Credit Union Sues Fintech Giant Fiserv Over Security Claims

A Pennsylvania credit union is suing financial industry technology giant Fiserv, alleging that “baffling” security vulnerabilities in the company’s software are “wreaking havoc” on its customers. The credit union said the investigation that fueled the lawsuit was prompted by a 2018 KrebsOnSecurity report about glaring security weaknesses in a Fiserv platform that exposed personal and financial details of customers across hundreds of bank Web sites.

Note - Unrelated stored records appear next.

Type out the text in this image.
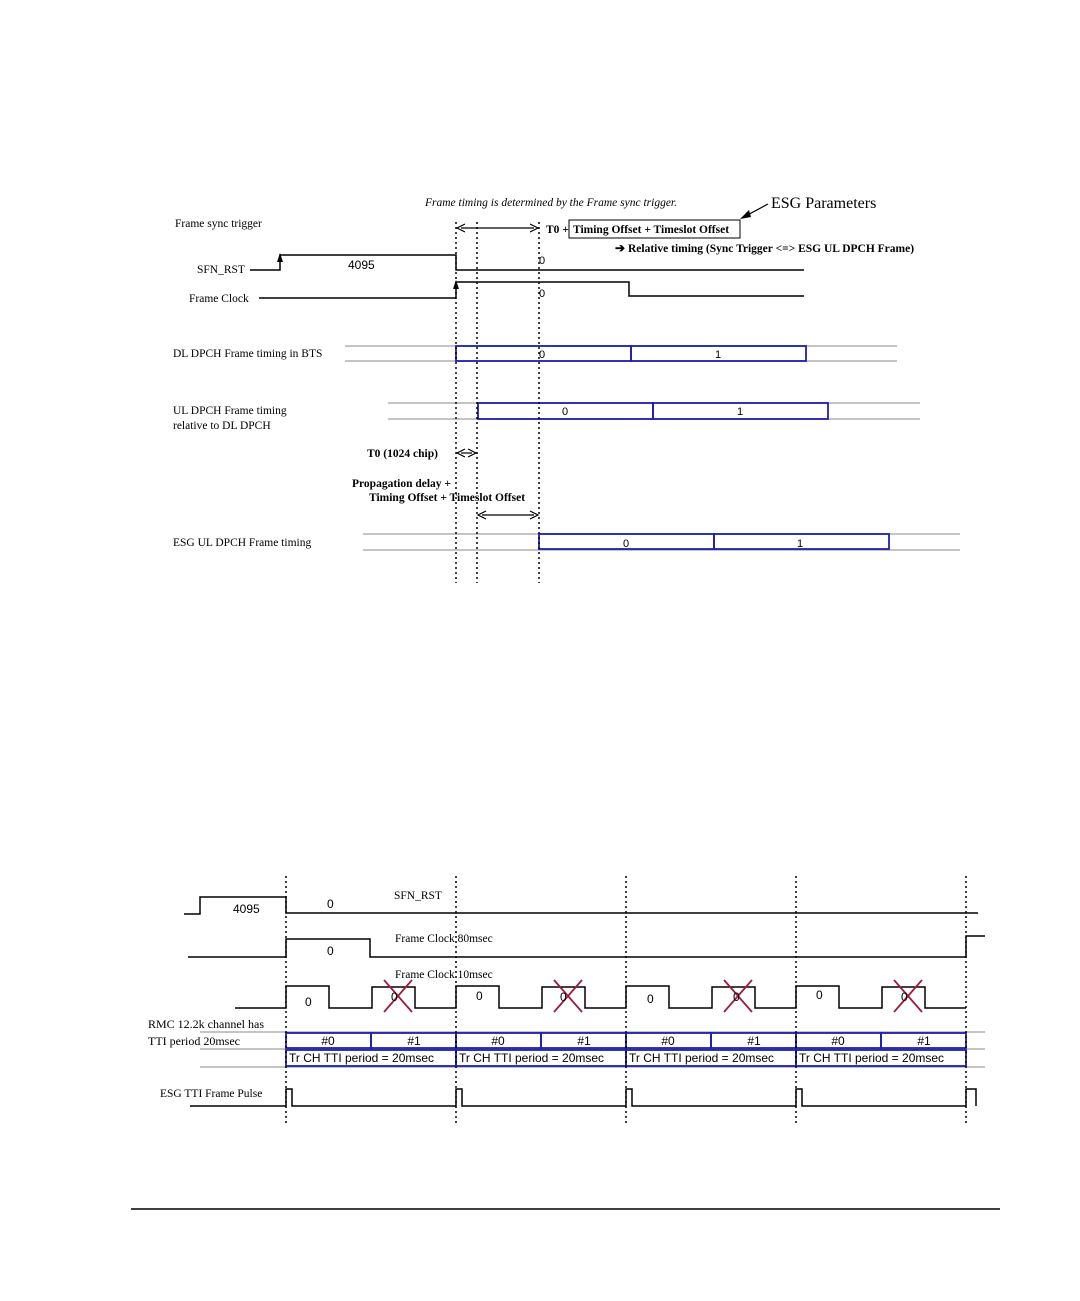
Frame timing is determined by the Frame sync trigger.	ESG Parameters
Frame sync trigger	T0 + Timing Offset + Timeslot Offset
➔ Relative timing (Sync Trigger <=> ESG UL DPCH Frame)
SFN_RST	4095	0
Frame Clock	0
DL DPCH Frame timing in BTS	0	1
UL DPCH Frame timing
relative to DL DPCH
0	1
T0 (1024 chip)
Propagation delay +
Timing Offset + Timeslot Offset
ESG UL DPCH Frame timing	0	1
4095	0
SFN_RST
0
Frame Clock 80msec
Frame Clock 10msec
0	0	0	0	0	0	0	0
RMC 12.2k channel has
TTI period 20msec
ESG TTI Frame Pulse
#0	#1
Tr CH TTI period = 20msec
#0	#1
Tr CH TTI period = 20msec
#0	#1
Tr CH TTI period = 20msec
#0	#1
Tr CH TTI period = 20msec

Brookfield, Wisc.-based Fiserv [NASDAQ:FISV] is a Fortune 500 company with 24,000 employees and $5.8 billion in earnings last year. Its account and transaction processing systems power the Web sites for hundreds of financial institutions — mostly small community banks and credit unions.

In August 2018, in response to inquiries by KrebsOnSecurity, Fiserv fixed a pervasive security and privacy hole in its online banking platform. The authentication weakness allowed bank customers to view account data for other customers, including account number, balance, phone numbers and email addresses.

In late April 2019, Fiserv was sued by Bessemer System Federal Credit Union, a comparatively tiny financial institution with just $38 million in assets. Bessemer said it was moved by that story to launch its own investigation into Fiserv’s systems, and it found a startlingly simple flaw: Firsev’s platform would let anyone reset the online banking password for a customer just by knowing their account number and the last four digits of their Social Security number.

Bessemer claims Fiserv’s systems let anyone reset a customer’s online banking password just by knowing their SSN and account number.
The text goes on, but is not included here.